As a noninvasive marker of autonomic function, HRV provides important clues to the pathophysiology underlying abnormal BP rhythms. Multiple HRV time- and frequency-domain indices were significantly superior in dipper patients compared with non-dippers and reverse-dippers, indicating more stable and healthier autonomic regulation. This aligns with evidence that reduced HRV predicts adverse cardiovascular events[8]. Notably, the LF/HF ratio was lowest in the reverse-dipper group. Although LF/HF is often used as an index of sympathovagal balance18, its marked reduction may reflect a distinct autonomic imbalance pattern in reverse-dippers—such as relatively lower sympathetic activity or disproportionately elevated vagal tone—differing from the traditional view of sympathetic overactivity in hypertension19. The exact mechanisms warrant further investigation. In patients presenting with non-dipper or reverse-dipper patterns alongside global reductions in SDNN, SDANN, and LF, reversible contributors should be considered (e.g., obstructive sleep apnea, chronic psychological stress, physical inactivity, metabolic abnormalities). Addressing these factors often improves both circadian BP patterns and HRV. Therapeutically, when sympathetic overdrive is evident, beta-blockers or centrally acting antihypertensives may be prioritized, supplemented by nonpharmacological strategies that enhance vagal tone (regular aerobic exercise, breathing/mindfulness training, sleep hygiene). Conversely, in patients with high vagal tone and bradycardia or conduction issues, heart rate–lowering agents should be used cautiously.

Factors associated with hypertensive retinopathy

We observed markedly higher detection rates of hypertensive retinopathy in non-dipper and reverse-dipper patients compared with dipper patients, indicating that absent or paradoxical nocturnal BP fall is a key contributor to retinal vascular damage.
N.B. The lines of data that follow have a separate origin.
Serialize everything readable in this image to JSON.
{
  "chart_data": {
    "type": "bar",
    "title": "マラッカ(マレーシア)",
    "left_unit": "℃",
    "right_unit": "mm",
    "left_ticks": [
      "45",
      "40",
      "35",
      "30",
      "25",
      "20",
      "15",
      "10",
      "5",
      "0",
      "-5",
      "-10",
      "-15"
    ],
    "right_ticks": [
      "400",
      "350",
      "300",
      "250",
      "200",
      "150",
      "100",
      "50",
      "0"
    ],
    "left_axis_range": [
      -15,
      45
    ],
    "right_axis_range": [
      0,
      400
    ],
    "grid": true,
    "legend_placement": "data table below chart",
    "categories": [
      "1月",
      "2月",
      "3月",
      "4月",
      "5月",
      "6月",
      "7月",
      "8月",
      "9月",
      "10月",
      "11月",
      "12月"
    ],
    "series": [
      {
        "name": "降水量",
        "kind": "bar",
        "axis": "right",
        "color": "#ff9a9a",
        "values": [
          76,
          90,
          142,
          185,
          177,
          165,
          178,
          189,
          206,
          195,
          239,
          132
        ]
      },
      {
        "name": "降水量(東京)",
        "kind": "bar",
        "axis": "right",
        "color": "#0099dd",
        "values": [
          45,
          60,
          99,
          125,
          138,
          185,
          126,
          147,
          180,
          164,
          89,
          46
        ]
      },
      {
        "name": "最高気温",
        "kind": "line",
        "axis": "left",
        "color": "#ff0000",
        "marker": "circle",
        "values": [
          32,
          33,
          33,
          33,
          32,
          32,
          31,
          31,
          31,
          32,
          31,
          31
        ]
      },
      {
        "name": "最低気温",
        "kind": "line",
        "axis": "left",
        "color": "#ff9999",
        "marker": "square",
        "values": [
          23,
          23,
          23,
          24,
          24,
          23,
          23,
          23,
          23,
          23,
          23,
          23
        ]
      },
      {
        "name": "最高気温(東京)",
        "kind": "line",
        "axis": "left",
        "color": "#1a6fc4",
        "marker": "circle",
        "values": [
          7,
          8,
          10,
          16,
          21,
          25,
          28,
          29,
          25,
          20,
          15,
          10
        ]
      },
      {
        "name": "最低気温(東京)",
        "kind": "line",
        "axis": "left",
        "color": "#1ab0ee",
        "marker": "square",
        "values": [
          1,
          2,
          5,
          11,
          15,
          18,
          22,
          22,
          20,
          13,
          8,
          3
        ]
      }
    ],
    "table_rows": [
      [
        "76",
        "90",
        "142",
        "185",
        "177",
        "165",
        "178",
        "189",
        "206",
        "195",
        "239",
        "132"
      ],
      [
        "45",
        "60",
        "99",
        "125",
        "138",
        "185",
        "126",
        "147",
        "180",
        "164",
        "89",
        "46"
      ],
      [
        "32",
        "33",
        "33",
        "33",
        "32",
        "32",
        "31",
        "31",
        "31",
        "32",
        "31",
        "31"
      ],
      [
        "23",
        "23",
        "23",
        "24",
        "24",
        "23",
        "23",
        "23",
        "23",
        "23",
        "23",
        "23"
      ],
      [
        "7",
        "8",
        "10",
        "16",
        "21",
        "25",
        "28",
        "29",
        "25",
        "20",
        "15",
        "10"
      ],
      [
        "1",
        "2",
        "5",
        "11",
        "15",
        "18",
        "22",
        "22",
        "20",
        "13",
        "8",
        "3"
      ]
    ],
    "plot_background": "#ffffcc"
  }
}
Sustained pressure load and hemodynamic alterations may aggravate retinal arteriolosclerosis and leakage10. Multivariable regression further highlighted the dipper pattern as an independent protective factor and elevated BMI as an independent risk factor, consistent with the recognized cardiovascular risk profile of obesity. Obesity may amplify target-organ damage via chronic inflammation, insulin resistance, and activation of RAAS, independently or synergistically with hypertension20. For non-dipper and reverse-dipper patients, a “nighttime BP–first” strategy is recommended, favoring long-acting agents providing smooth 24-hour coverage and, where safe, optimizing dosing time based on individual rhythm characteristics. Structured fundus follow-up (baseline and periodic fundus photography, supplemented by optical coherence tomography when needed) is advised for early detection of microvascular damage. Weight management (caloric control and exercise) should be a core therapeutic target, alongside screening and management of comorbidities (sleep-disordered breathing, metabolic dysregulation, chronic kidney disease) to reduce cumulative microvascular risk.
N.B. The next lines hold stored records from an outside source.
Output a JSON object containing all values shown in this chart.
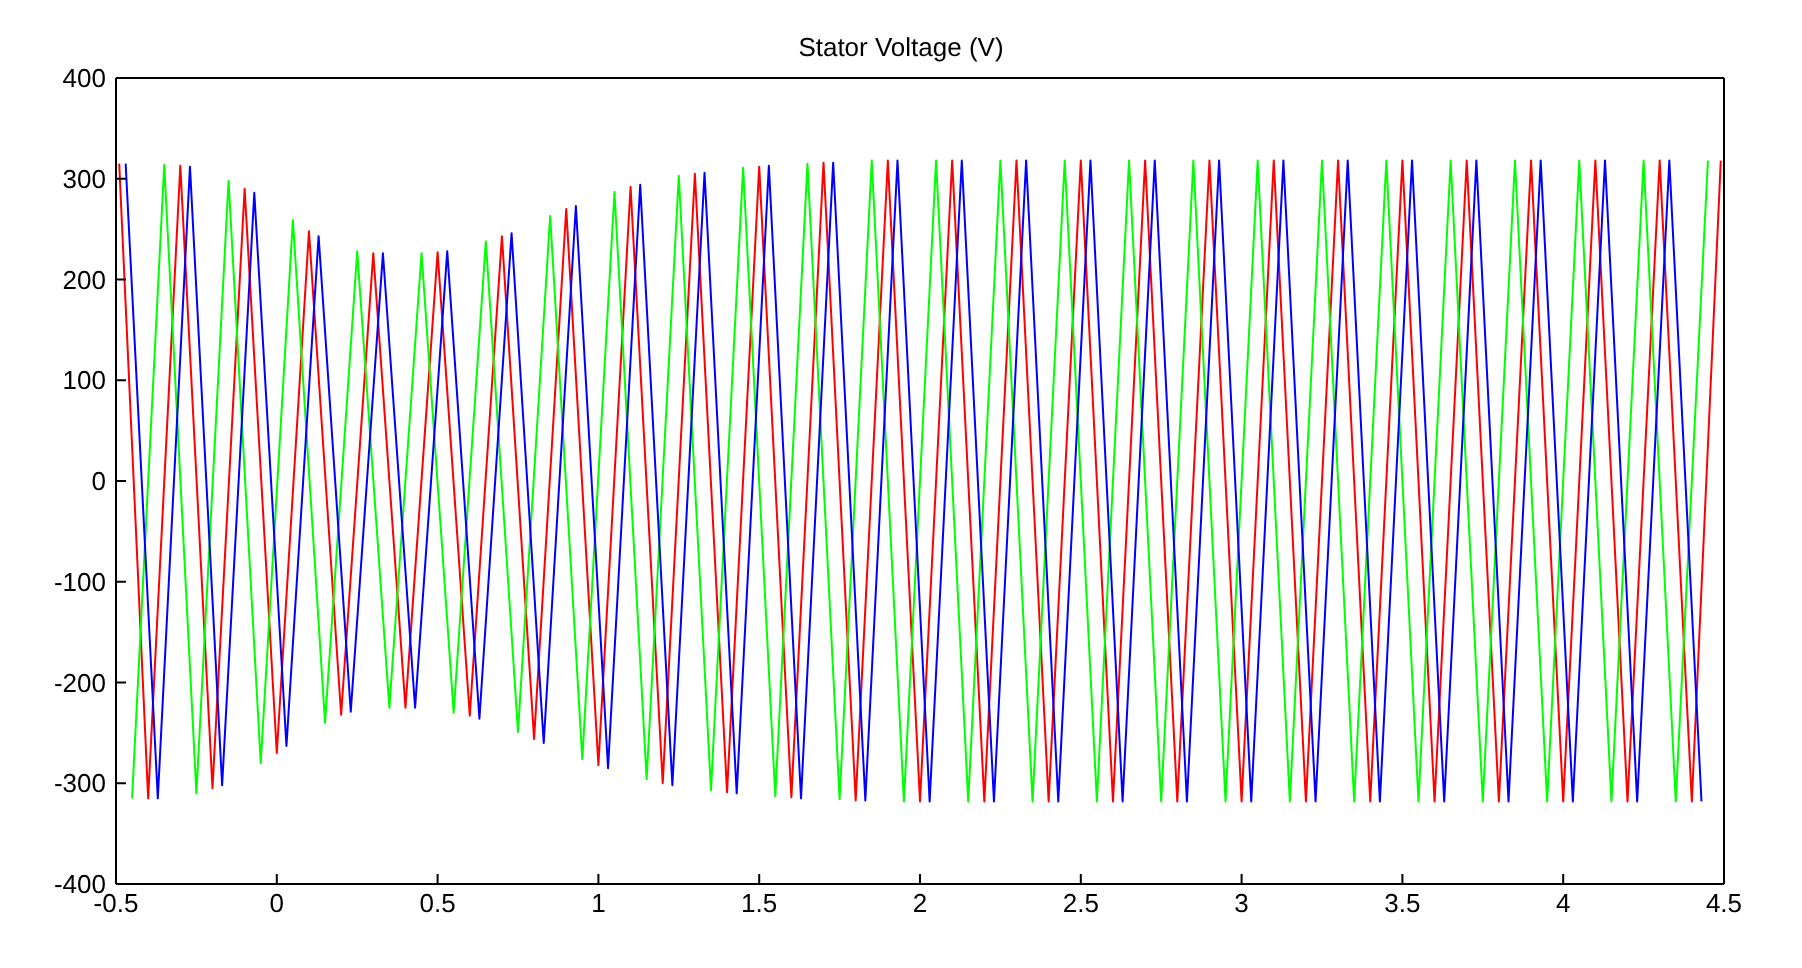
{
  "chart_data": {
    "type": "line",
    "title": "Stator Voltage (V)",
    "xlim": [
      -0.5,
      4.5
    ],
    "xticks": [
      -0.5,
      0,
      0.5,
      1,
      1.5,
      2,
      2.5,
      3,
      3.5,
      4,
      4.5
    ],
    "ylim": [
      -400,
      400
    ],
    "yticks": [
      -400,
      -300,
      -200,
      -100,
      0,
      100,
      200,
      300,
      400
    ],
    "marker": "none",
    "line_style": "solid",
    "series": [
      {
        "color": "#ff0000",
        "x": [
          -0.49,
          -0.4,
          -0.3,
          -0.2,
          -0.1,
          0,
          0.1,
          0.2,
          0.3,
          0.4,
          0.5,
          0.6,
          0.7,
          0.8,
          0.9,
          1,
          1.1,
          1.2,
          1.3,
          1.4,
          1.5,
          1.6,
          1.7,
          1.8,
          1.9,
          2,
          2.1,
          2.2,
          2.3,
          2.4,
          2.5,
          2.6,
          2.7,
          2.8,
          2.9,
          3,
          3.1,
          3.2,
          3.3,
          3.4,
          3.5,
          3.6,
          3.7,
          3.8,
          3.9,
          4,
          4.1,
          4.2,
          4.3,
          4.4,
          4.49
        ],
        "values": [
          315,
          -315,
          313,
          -305,
          290,
          -270,
          248,
          -232,
          226,
          -225,
          227,
          -233,
          243,
          -256,
          270,
          -282,
          292,
          -300,
          305,
          -309,
          312,
          -314,
          316,
          -317,
          318,
          -318,
          318,
          -318,
          318,
          -318,
          318,
          -318,
          318,
          -318,
          318,
          -318,
          318,
          -318,
          318,
          -318,
          318,
          -318,
          318,
          -318,
          318,
          -318,
          318,
          -318,
          318,
          -318,
          318
        ]
      },
      {
        "color": "#00ff00",
        "x": [
          -0.45,
          -0.35,
          -0.25,
          -0.15,
          -0.05,
          0.05,
          0.15,
          0.25,
          0.35,
          0.45,
          0.55,
          0.65,
          0.75,
          0.85,
          0.95,
          1.05,
          1.15,
          1.25,
          1.35,
          1.45,
          1.55,
          1.65,
          1.75,
          1.85,
          1.95,
          2.05,
          2.15,
          2.25,
          2.35,
          2.45,
          2.55,
          2.65,
          2.75,
          2.85,
          2.95,
          3.05,
          3.15,
          3.25,
          3.35,
          3.45,
          3.55,
          3.65,
          3.75,
          3.85,
          3.95,
          4.05,
          4.15,
          4.25,
          4.35,
          4.45
        ],
        "values": [
          -315,
          314,
          -310,
          298,
          -280,
          259,
          -240,
          228,
          -225,
          226,
          -230,
          238,
          -249,
          263,
          -276,
          287,
          -296,
          303,
          -307,
          311,
          -313,
          315,
          -316,
          318,
          -318,
          318,
          -318,
          318,
          -318,
          318,
          -318,
          318,
          -318,
          318,
          -318,
          318,
          -318,
          318,
          -318,
          318,
          -318,
          318,
          -318,
          318,
          -318,
          318,
          -318,
          318,
          -318,
          318
        ]
      },
      {
        "color": "#0000ff",
        "x": [
          -0.47,
          -0.37,
          -0.27,
          -0.17,
          -0.07,
          0.03,
          0.13,
          0.23,
          0.33,
          0.43,
          0.53,
          0.63,
          0.73,
          0.83,
          0.93,
          1.03,
          1.13,
          1.23,
          1.33,
          1.43,
          1.53,
          1.63,
          1.73,
          1.83,
          1.93,
          2.03,
          2.13,
          2.23,
          2.33,
          2.43,
          2.53,
          2.63,
          2.73,
          2.83,
          2.93,
          3.03,
          3.13,
          3.23,
          3.33,
          3.43,
          3.53,
          3.63,
          3.73,
          3.83,
          3.93,
          4.03,
          4.13,
          4.23,
          4.33,
          4.43
        ],
        "values": [
          315,
          -315,
          312,
          -302,
          286,
          -263,
          243,
          -229,
          226,
          -225,
          228,
          -236,
          246,
          -260,
          273,
          -285,
          294,
          -302,
          306,
          -310,
          313,
          -315,
          316,
          -317,
          318,
          -318,
          318,
          -318,
          318,
          -318,
          318,
          -318,
          318,
          -318,
          318,
          -318,
          318,
          -318,
          318,
          -318,
          318,
          -318,
          318,
          -318,
          318,
          -318,
          318,
          -318,
          318,
          -318
        ]
      }
    ]
  }
}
Limitations include the single-center, cross-sectional design and relatively small sample size, which preclude causal inference. Future large, multicenter prospective studies are needed to validate the long-term impacts of different BP patterns on target-organ damage and to evaluate the effectiveness of interventions targeting abnormal rhythms. For example, assessing whether bedtime dosing of specific antihypertensives to correct diurnal BP rhythm can reduce incident retinopathy would provide more direct evidence for individualized hypertension management. Additionally, the present findings underscore weight control as a key component of comprehensive hypertension management; future work may extend endpoints to other target organs (hypertensive nephropathy, cerebrovascular events) to more comprehensively delineate the prognostic significance of abnormal BP rhythms.